Our organisation is rooted in women’s rights and bodily autonomy. The maternity system does not respect these things. We will no longer nod along and stay quiet when a woman is walking through or into a system that is set up to fail her. The reason we no longer take bookings after 30 weeks is because we want to make it clear that women do not need to wait until after this point to start planning something that they know feels right for them. We want women to recognise that they can do whatever works for them, without checking with a midwife or asking for permission. This autonomy and critical thinking is necessary for having a good birth, because if a woman is deciding to engage with the maternity system (which is also something we assume is necessary but isn’t) then she is likely to have to assert herself at many points in her pregnancy, labour and birth. She is likely to be told that she “needs to” or “has to” do things that she’s not comfortable with (which is a lie, she never has to). She is likely to be coerced with emotive language instead of genuine evidence.
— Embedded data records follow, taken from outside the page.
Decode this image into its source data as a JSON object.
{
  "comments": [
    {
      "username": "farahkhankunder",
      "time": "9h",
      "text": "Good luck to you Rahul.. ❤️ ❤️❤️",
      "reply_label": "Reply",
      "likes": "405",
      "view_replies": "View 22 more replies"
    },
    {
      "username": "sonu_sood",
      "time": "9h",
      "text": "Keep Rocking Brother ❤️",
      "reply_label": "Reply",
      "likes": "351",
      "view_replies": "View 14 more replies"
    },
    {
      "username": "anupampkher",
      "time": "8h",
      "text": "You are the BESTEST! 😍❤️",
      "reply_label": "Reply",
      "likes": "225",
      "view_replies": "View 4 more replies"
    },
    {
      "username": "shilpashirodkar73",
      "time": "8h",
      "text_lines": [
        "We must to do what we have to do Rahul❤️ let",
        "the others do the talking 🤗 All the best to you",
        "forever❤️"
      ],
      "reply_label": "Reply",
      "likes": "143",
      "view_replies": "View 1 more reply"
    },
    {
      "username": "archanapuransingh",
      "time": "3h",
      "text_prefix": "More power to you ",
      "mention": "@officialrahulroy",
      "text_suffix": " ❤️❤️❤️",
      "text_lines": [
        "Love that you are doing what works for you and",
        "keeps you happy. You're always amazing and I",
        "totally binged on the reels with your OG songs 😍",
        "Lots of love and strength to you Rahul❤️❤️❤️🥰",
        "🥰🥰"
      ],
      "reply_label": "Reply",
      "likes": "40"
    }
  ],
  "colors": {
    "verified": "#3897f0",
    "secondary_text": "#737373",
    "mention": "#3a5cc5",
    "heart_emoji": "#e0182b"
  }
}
She is likely to be told that she is “not allowed” a home birth because she is too “high risk” based on inaccurate information. 
 
We don’t write this lightly, and it is no way an attempt to scare you or place any blame on you. The dependence on the maternity system is something that is deeply ingrained and socially accepted, it’s not the fault of the woman who engages in it, the fault lies with the system itself. We feel it is our responsibility to be honest about the system and the way it treats women. We know that this doesn’t make us very popular (particularly with midwives) and can often feel confronting or upsetting for women who are still in that relationship with the system. But we hope that our reminder that women are completely capable, incredibly wise and are their own experts will plant a seed. We hope that women hear that they deserve to be treated with respect, rather than as a faulty piece of birthing equipment, that they deserve to feel strong and wise, rather than unsure and deflated, and that they absolutely don’t need anyones permission to give birth wherever they damn well want to.
 
I’m sorry that we are unable to offer you a birth pool after 30 weeks, but we hope that you are able to find one.
 

We are hopeful that this deadline will encourage women to question the care that they are and have been receiving that made her feel like she was “high risk” and had to wait for permission. Questioning this as early as possible (before or) during pregnancy is what will lead women to navigate or step out of the system in a way that works for them.